Allscripts Healthcare Solutions (MDRX - Analyst Report), a leading player in the health care information technology (HCIT) market, reported second quarter adjusted (excluding one-time items other than stock-based compensation expense) earnings per share of 13 cents, missing the Zacks Consensus Estimate by a penny.
Reported net income for the quarter was $8.0 million (or 4 cents per share) compared with a net income of $15.9 million (or 8 cents per share) in the prior-year quarter.
Revenues came in at $370.0 million, up 3.7% year over year in the second quarter, surpassing the Zacks Consensus Estimate of $369 million. Adjusted revenues were $370.7 million, up 2%. Bookings in the quarter were $194.1 million, a decrease of 20.6%.
The company inked two new Sunrise Clinical Manager agreements in the second quarter. Allscripts also expanded its footprint with one of its larger clients.
Total revenues consisted of System Sales ($46.6 million), Professional Services ($67.4 million), Maintenance ($113.9 million) and Transaction Processing ($142.1 million), which constituted 12.6%, 18.2%, 30.8% and 38.4%, respectively, of total revenues in the second quarter.
Adjusted gross margin declined to 42.7% of sales in the reported quarter, lower than 48.9% in the prior-year quarter. Selling, general and administrative expenses were $92.3 million, down 9.1% year over year while research and development expenditure came to $38.2 million, up 54%. Adjusted operating margin was 13.8% of sales, lower than 20.5% in the year-ago quarter.
Allscripts ended the second quarter with cash and cash equivalents of $120.4 million, up 4.1% on a year-over-year basis. The company had long-term debt of $420.9 million, up 9.5%. Cash flow from operations was $58.8 million, up 12.4%.
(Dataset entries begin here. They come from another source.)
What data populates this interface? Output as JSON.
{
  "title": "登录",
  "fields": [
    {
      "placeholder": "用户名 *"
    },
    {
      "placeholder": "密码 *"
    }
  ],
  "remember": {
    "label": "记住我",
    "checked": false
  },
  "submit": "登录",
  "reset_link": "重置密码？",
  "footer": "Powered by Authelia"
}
Allscripts continues to expect adjusted revenues in the range of $1,480 million to $1,520 million. Adjusted operating margin is projected at about 16% to 17%. However, the company revised its forecast for earnings per share in the range of 77 cents to 83 cents compared to its prior guidance in the range of 74 cents to 80 cents.
The health care information technology market is competitive and price sensitive. Among others, Allscripts faces strong competition from Cerner Corp. (CERN - Analyst Report), Quality Systems (QSII - Analyst Report) and Athenahealth (ATHN - Analyst Report).
However, optimism about the growth prospects of select HCIT service providers remains high under the Obama administration, which passed a Stimulus package in May 2009. Part of the Stimulus package is aimed at increasing the use of electronic health record (EHR) systems by medical practitioners.
The company has widened its user base after its mergers with Misys and Eclipsys and increased cross-selling opportunities. We believe that Allscripts is well positioned in the fast growing business of selling EHR/EMR to physician practices as well as inpatient settings.
We are of the opinion that acute and ambulatory care will continue to converge in future. Also, that Allscripts is positioned to provide integrated clinical applications for health care providers to satisfy HITECH Act requirements and eventually comply with an outcomes-based reimbursement system.
We have a long-term Neutral recommendation on Allscripts. The stock currently retains a Zacks #3 Rank, which translates into a short-term Hold rating.